Titans 20 primarily follows Roy Harper as he wages a one-man drug war against Intergang. Other Titans appear in passing: Donna is being held “for tests” in Justice League headquarters; Dick Grayson is helping Wally West move into his own place; and Karen, Lilith, and Garth appearing only via dialogue. The Roy Harper story thread is where most of the action is as he connects with old “friend” Cheshire who helps on a final drug raid. After the raid’s success, the duo ends up at Roy’s apartment with pizza, non-alcoholic beer, and an unexpected bout of passion and backscratching. Before Roy wakes, Cheshire makes off with the seized drugs.
The issue opens in an action sequence with Roy Harper under fire. Paul Pelletier’s pencils and Andrew Hennessy’s inks make these first three pages dynamic while successfully depicting a righteously pissed-off Roy. Then Pelletier makes an unusual choice for Cheshire’s entrance: he rotates and slightly skews the final two pages of the fight—an inspired choice to show that Roy’s circumstances in the battle have changed as well as provide foreshadowing for the impact Cheshire has on Roy later in the issue.
Speaking of “pissed off,” Pelletier and Hennessy spend quite a lot of Titans 20 depicting characters almost exclusively on the negative spectrum: disappointment, anger, resignation. Meanwhile, happiness is limited to Cheshire and Roy (but only when he’s with Cheshire). It’s telling that only the villain is depicted happy for any extended period.
Featuring only one real plot, Titans 20 does have two distinct themes. Of them, the secondary is the open question of whether the Titans will get back together. Donna’s a prisoner—Wonder Woman doesn’t even pretend that’s not the case when Donna calls her on it. Supposedly she’ll be released as soon as tests show she isn’t dangerous, but Donna can see the writing on the wall: that’s not going to happen. Meanwhile, Dick and Wally are in full civilian mode, moving Wally into his apartment. Dick goes through the motions, saying the Titans will be back. Wally, though, puts a voice to what Dick and Donna were clearly thinking:
The issue’s primary theme is the risk of losing the support structure of close friends, and Dan Abnett’s storytelling skills are strongest when tackling this part of the issue. Roy Harper is a recovering addict. With the Titans disbanded he has only himself to rely on. He thinks he’s safe from falling into the pit because he’s been down in it before; he knows where it is. When Cheshire suggests they work together he agrees because he’s lonely, because he has no one else, and because he believes he’s in control.

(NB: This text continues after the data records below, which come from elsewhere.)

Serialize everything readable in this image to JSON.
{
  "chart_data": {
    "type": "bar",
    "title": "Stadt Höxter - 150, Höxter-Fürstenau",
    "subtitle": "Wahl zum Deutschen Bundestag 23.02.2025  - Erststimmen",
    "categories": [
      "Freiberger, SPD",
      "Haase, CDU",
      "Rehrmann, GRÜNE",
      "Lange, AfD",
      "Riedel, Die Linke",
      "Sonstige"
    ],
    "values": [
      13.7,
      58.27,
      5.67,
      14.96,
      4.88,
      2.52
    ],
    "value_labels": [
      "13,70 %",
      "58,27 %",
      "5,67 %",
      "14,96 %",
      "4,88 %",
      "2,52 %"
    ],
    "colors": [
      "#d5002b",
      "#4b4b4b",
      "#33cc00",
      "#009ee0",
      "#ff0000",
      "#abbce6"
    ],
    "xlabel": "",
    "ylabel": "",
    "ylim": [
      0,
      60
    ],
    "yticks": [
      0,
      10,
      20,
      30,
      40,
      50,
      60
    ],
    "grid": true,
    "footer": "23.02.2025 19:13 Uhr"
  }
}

Unfortunately, this is the worst choice Roy could make. That she used him and seduced him to steal the drugs they’d captured from Intergang is a certainty. Did Roy use that night? Not that the reader saw, so presumably not intentionally. Did Cheshire slip him something? Unknown. Roy’s reaction says it best:
This penultimate page is elevated by Pelletier’s, Hennessy’s, and colorist Adriano Lucas’ decision to hide Roy’s face when he walks into the well-lit living room and finds the missing drugs.
Whether made up of friends or family, a support network’s value can’t be overstated. Deprived of that, Roy Harper set off to prove he was just as capable by himself. He failed. The consequences are exactly what he tells us they are: falling in a pit. The Titans need each other in a way that the Avengers or the Justice League don’t, and nothing proves that better than Roy’s fall.